I’d get into the motivations for Kristen’s lunacy here, but I’ve grown quite tired of trying to explain crazy, so allow me just to say that cheating in general can be relationship-ruining and soul-rattling, but if Katie and Schwartz decided to move on enough that they got engaged and sent out ugly dishtowels as proof of their commitment, maybe it would be wise for Kristen to encourage her friend to let go of what was clearly a very sh*tty mistake Schwartz made in his past. Of course, Kristen is a lunatic and she therefore projects her psychotic behavior on everyone in her midst like a f*cking flu virus and now Scheana has caught it and the two of them vow that they will use their time in New Orleans in the best of ways and such a thing means they will get Schwartz to admit to his fiancé that he nailed a stranger over six-hundred days ago. Here’s to the best bridal party on the planet!
It’s a good thing that Scheana and Kristen aren’t along for the guy’s trip because a mess of crabs are thrown onto a picnic table in front of them and that sort of thing could make both of them reject food until the very end of time.
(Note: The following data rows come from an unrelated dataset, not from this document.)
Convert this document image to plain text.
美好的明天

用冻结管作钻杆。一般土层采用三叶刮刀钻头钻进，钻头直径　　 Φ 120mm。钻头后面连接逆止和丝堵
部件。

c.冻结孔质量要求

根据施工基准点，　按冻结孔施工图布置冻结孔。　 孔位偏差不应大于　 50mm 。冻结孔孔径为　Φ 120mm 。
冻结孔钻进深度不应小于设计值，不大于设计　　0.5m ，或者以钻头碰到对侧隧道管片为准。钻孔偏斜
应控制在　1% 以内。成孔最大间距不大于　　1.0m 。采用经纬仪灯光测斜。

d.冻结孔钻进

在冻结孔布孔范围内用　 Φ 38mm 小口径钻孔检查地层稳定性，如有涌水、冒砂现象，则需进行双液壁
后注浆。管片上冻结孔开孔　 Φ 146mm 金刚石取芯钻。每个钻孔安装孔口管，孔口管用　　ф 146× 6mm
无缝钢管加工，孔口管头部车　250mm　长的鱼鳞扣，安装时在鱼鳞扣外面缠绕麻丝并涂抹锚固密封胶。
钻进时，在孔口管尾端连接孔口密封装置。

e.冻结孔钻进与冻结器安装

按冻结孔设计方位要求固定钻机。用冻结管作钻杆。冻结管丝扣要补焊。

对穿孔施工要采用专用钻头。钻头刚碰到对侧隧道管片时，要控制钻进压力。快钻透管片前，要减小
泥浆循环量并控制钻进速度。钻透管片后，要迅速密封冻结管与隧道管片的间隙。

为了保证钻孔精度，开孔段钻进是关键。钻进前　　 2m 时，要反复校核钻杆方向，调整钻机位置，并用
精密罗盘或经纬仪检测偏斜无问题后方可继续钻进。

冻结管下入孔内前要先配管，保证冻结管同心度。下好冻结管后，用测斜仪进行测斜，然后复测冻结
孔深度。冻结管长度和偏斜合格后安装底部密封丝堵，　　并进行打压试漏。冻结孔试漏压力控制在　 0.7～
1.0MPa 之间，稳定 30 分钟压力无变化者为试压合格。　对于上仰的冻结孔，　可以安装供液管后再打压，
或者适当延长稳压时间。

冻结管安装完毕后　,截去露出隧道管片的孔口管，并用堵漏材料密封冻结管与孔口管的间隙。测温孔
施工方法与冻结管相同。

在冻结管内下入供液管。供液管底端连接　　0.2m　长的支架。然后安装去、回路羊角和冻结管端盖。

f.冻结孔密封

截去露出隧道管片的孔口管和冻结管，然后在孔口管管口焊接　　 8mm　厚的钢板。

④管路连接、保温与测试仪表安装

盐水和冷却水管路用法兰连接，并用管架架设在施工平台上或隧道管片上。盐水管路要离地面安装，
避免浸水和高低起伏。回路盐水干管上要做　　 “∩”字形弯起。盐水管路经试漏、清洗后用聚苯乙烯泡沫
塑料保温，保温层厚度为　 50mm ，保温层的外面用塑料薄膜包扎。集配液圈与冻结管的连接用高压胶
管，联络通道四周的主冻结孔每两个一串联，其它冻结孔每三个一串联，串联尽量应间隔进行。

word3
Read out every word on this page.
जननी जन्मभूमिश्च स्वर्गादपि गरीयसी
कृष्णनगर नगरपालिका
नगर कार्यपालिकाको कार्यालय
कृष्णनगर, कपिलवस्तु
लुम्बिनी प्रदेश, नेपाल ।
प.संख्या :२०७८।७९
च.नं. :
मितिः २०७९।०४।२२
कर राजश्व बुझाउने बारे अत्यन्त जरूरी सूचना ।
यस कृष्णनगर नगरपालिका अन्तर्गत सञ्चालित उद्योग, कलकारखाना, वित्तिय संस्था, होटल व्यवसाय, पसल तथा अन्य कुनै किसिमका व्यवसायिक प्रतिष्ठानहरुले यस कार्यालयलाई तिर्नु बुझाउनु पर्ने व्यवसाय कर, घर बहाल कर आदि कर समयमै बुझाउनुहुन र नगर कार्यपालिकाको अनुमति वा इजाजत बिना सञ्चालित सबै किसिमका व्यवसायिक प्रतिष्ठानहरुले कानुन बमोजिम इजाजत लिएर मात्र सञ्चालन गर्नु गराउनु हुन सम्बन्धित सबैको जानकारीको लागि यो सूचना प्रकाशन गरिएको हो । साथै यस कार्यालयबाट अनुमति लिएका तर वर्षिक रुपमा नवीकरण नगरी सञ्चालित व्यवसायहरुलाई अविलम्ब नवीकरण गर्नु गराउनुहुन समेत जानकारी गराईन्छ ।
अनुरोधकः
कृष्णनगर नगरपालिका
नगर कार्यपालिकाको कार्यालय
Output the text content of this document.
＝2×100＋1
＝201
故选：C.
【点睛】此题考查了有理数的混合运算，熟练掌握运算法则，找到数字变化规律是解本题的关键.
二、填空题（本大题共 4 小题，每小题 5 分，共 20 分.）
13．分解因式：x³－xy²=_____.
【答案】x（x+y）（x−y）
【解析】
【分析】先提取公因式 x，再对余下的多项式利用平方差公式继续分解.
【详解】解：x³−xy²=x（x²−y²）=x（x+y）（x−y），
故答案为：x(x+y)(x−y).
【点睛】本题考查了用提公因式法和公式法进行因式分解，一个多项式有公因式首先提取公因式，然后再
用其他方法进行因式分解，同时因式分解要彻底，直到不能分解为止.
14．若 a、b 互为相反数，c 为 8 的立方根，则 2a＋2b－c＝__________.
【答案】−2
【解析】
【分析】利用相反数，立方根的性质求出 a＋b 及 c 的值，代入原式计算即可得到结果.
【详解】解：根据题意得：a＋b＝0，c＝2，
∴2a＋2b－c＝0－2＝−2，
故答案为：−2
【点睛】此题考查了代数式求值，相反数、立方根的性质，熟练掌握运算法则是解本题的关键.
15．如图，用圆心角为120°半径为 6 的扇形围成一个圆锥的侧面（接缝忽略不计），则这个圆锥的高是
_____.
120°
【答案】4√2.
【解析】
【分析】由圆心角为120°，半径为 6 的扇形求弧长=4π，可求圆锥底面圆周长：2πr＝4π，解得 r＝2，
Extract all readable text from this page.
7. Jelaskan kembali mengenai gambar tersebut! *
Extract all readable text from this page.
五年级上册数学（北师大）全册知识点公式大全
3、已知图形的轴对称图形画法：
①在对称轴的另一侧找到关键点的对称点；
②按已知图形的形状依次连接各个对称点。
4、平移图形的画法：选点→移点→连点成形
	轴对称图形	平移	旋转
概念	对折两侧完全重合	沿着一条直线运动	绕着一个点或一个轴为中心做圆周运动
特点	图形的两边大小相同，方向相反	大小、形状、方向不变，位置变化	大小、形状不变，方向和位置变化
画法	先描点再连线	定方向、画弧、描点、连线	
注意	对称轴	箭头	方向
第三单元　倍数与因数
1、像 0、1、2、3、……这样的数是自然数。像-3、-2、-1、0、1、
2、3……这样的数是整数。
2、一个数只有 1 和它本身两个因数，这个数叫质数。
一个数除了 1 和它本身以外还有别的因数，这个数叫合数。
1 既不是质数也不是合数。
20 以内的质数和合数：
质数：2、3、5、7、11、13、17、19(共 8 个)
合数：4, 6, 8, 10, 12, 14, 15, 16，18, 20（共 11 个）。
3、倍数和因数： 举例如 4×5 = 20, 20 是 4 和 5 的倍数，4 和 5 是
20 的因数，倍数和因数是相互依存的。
Schwartz feels badly for the dead crabs, but Sandoval feels even worse for the man who sits in front of him looking nothing but dejected only a few weeks before his wedding. Once again he suggests that Schwartz and Katie get some therapy, but Carter is there to explain that the Vegas Infidelity is probably what creates all the problems the two of them share. “We had horrible problems long before that and long after that,” Schwartz responds – and I hope that wasn’t the expression embroidered on those f*cking dishtowel invites. While Sandoval correctly announces that Carter’s words were clearly written by Kristen, it’s Jax to the rescue because he finally says what every single person is thinking: “You don’t want to spend the rest of your life like this.” Guess it’s a good thing he wasn’t eaten by an alligator. And then the festivities draw to a close with Sandoval beginning to cry because his best friend is acting like a battered spouse and he deserves better and Schwartz responds by placing his head down on the picnic table in submission and I wish he realized in that minute how much worse everything was about to get for him.